“The social psychology of songbirds: social context and Carolina chickadee behavior”
by Prof. Todd M. Freeberg
Date: 22 March 2021, Monday
Place: Zoom Meeting
From the earliest days of writing on behavior, we have known that an individual’s social context can powerfully influence that individual’s behavior. Behavior of individuals is often affected by the absence or presence of other individuals, and by the number, types, or composition of individuals if present. Like many ideas in organismal biology, this notion goes back to Darwin, with traces found in the writings of Lamarck. The notion remained important in both early ethology and early comparative psychology. However, the focus on social context in animal behavior research waned in the late 1900s and early 2000s as studies of personality and behavioral syndromes gained prominence. This presentation will emphasize the need for increased study of the roles of social context in animal behavior. I will discuss a series of recent observational and experimental studies on how variation in flocks of Carolina chickadees (Poecile carolinensis) influences individual chickadee behavior. These studies include tests of how flock size influences the complexity of calls individuals produce, how familiarity of individuals in flocks influences their calling behavior, and how variation in mixed-species flock size and diversity is associated with individual ability to solve a novel feeder task.
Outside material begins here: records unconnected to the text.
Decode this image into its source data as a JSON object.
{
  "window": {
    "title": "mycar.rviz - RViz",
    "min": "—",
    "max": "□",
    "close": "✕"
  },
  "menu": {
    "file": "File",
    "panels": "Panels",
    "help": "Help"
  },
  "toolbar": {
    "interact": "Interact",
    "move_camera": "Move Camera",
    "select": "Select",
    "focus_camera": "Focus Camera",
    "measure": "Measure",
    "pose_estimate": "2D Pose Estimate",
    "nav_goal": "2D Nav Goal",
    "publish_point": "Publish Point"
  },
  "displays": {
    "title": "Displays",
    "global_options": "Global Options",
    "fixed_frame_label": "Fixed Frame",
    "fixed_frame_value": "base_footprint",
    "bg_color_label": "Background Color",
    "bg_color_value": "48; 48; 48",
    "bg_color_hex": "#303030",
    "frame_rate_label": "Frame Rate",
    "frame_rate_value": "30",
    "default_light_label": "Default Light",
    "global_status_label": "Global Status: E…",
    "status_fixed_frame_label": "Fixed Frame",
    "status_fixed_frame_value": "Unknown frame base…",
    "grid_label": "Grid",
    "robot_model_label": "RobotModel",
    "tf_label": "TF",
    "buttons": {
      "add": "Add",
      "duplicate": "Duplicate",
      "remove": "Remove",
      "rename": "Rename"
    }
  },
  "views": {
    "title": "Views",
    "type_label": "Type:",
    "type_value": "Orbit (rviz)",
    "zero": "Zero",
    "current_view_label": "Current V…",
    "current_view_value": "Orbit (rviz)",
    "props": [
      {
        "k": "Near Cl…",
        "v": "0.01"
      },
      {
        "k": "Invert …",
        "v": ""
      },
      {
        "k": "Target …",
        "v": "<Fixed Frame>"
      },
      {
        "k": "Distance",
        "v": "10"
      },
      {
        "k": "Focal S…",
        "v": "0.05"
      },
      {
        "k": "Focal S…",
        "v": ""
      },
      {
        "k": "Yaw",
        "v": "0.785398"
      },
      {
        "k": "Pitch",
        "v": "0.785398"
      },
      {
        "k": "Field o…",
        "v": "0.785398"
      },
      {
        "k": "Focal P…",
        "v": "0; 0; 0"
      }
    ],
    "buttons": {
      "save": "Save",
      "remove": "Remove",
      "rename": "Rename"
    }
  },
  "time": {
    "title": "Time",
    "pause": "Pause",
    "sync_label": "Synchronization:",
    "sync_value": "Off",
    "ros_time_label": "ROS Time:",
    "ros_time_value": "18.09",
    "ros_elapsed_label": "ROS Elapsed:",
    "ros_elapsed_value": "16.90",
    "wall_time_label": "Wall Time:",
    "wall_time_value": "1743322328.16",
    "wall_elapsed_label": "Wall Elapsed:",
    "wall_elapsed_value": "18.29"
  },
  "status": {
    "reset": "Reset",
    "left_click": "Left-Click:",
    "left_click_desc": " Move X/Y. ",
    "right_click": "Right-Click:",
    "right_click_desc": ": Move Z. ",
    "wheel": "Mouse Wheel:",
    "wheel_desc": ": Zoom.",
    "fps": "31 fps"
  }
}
About the Speaker: Todd M. Freeberg is Professor and Associate Head of the Department of Psychology at the University of Tennessee, Knoxville. He is the Director of the College Scholars Honors Program of the College of Arts & Sciences, and is an adjunct faculty member of the Department of Ecology & Evolutionary Biology. He earned his bachelor’s degree from the Department of Ecology, Ethology, & Evolution, at the University of Illinois and his PhD from the Department of Biology at Indiana University. Following postdoctoral work in Biology and in Audiology & Speech Sciences at Purdue University, he joined the faculty at the University of Tennessee. His focus of study is animal communication, and he aims to understand how variation in social groups influences individual behavior, often while listening to post-punk and dub music.